When you think of office productivity and collaboration suites, Microsoft 365 and Google G Suite are probably the first brands that spring to mind. Microsoft pretty much invented the category, and since introducing G Suite for Business, Google has grown to become a formidable rival.
However, another vendor—one that you may not yet be familiar with—is challenging these behemoths and making steady headway. Zoho, a privately held, profitable company with over 9,000 employees, has formally introduced Zoho Workplace, a one-stop-shop for cloud-based collaboration, productivity, and communications tools.
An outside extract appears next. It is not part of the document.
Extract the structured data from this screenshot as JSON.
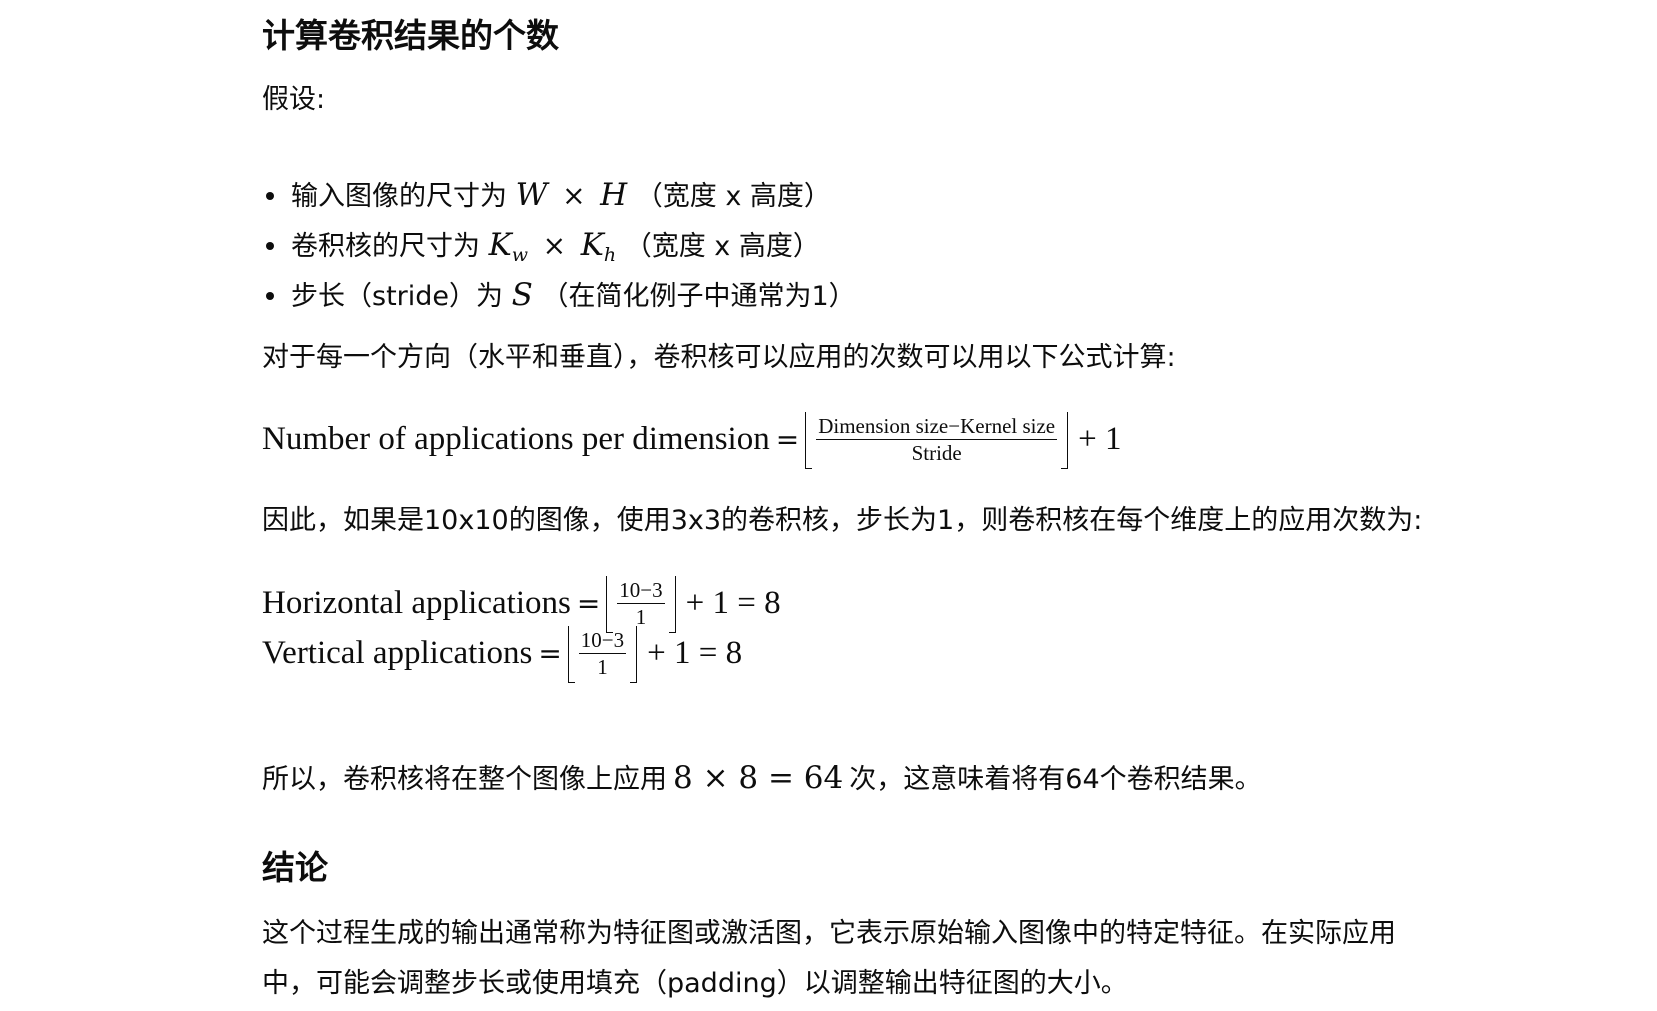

Not New, But Newly Integrated
Zoho Workplace offers nine core, tightly integrated productivity and collaboration solutions. Zoho has provided all of these applications for many years but is now pulling them together into a more integrated offering. The new Workplace package includes email, messaging, audio and video conferencing; productivity tools, including word processing, spreadsheet and presentation applications; and shared file storage.
Built on the same data model and platform, Zoho has unified these applications with a common dashboard, search and AI and ML capabilities, and deeper integration between applications. These new capabilities help take the friction out of collaboration. For instance, from Zoho Mail, users can make audio or video calls, edit document attachments in Zoho Writer, meet online with contacts, and access all of their email accounts.
Workplace extends integration beyond productivity and collaboration, however. Zoho has built integrations to Zoho’s other 40-plus business applications, and to third-party solutions. Users can also create custom workflows to inject business-related context within its collaboration tools. This streamlines collaboration across different business processes, from invoicing to marketing.
For example, Zoho Meeting connects to Zoho Projects, Bookings, CRM, and other Zoho apps; and Zoho Connect (a social intranet) connects with HR systems from Zoho and third-party HR vendors. In fact, several Zoho Workplace apps integrate with third-party apps, such as Zoho Show, which integrates with Atlassian, Unsplash, and Humaans.
These integration and workflow capabilities are the reason that some customers are choosing Workplace. According to Anders Boulanger, Founder and CEO at Enagify, which provides sales enablement and training services, “With Zoho, the whole really is greater than the sum of its parts. The tools in Zoho Workplace have given Engagify a powerful hub of communication and collaboration. Since we work to engage and enable digital sales and marketing teams, it’s critical that our own engagement is seamless and Zoho has allowed us to do that and more, scaling to help us grow in a way that no other platform would’ve been able to.”
Privacy is Standard
Zoho took a Privacy Pledge earlier this year, promising that it will not allow any third-party trackers to monitor user behavior. The vendor does not support any part of its business, including its free products, with ad revenues, and has pledged that it will never sell any data to ad-based companies. Since Zoho runs on its own cloud infrastructure—instead of on public clouds such as AWS or Google, that also have ad-based businesses—they can’t track Zoho user behavior either.
As I discussed here, this is an important differentiator. Most people are well aware that we pay for the “free” applications we use with our data. From Facebook to Google to Pinterest, vendors monetize user data through advertising and by tracking and selling our data to third parties.
But few people realize that many B2B companies allow surveillance companies to track their paying users on their sites. That’s right—even if you spend a small fortune on business software, some of the big names in the industry are trading user data for products and services from companies such as Google, Twitter, and LinkedIn.
Many vendors talk about how the cloud democratizes software access by eliminating the need for customers to stand up infrastructure and hire experts to take advantage of very capable, sophisticated applications.
Zoho takes democratization a step than most by offering extremely affordable pricing. Workplace pricing starts at $3/user/month for the Standard version and $6/user/month for the Professional versions. Zoho can hold pricing down because it doesn’t invest as much in sales and marketing as its competitors. While Zoho has been expanding its marketing, sales, and influencer initiatives over the last couple of years, it doesn’t come close to the 50% rate top software-as-a-service invest in this area.
I’ve been interested in what makes Zoho tick since I was first introduced to the company in the early 2000s. It has always had a different vision of success and taken a different path to market than the software giants it competes with.
However, while many companies are unlikely to consider switching from Microsoft or Google, Zoho Workplace has already made good inroads into the market. According to Zoho, Workplace adoption spiked in the last quarter, and the solution is now deployed by 2 million organizations, with 15 million users across more than 150 countries. The vendor also notes that more than a quarter of new Zoho Workplace customers have switched from G Suite and Microsoft.
Zoho is still a David in relation to the Goliaths. However, Workplace provides some advantages that are serendipitously well-suited to the challenges many businesses face today. In addition to helping companies streamline collaboration and workflow, Zoho’s security and price advantages dovetail with problems that are keeping many businesses up at night—and ones that many startups want to avoid in the first place. These benefits provide Zoho with a path to make an increasingly convincing case to those that are receptive to taking the road less traveled.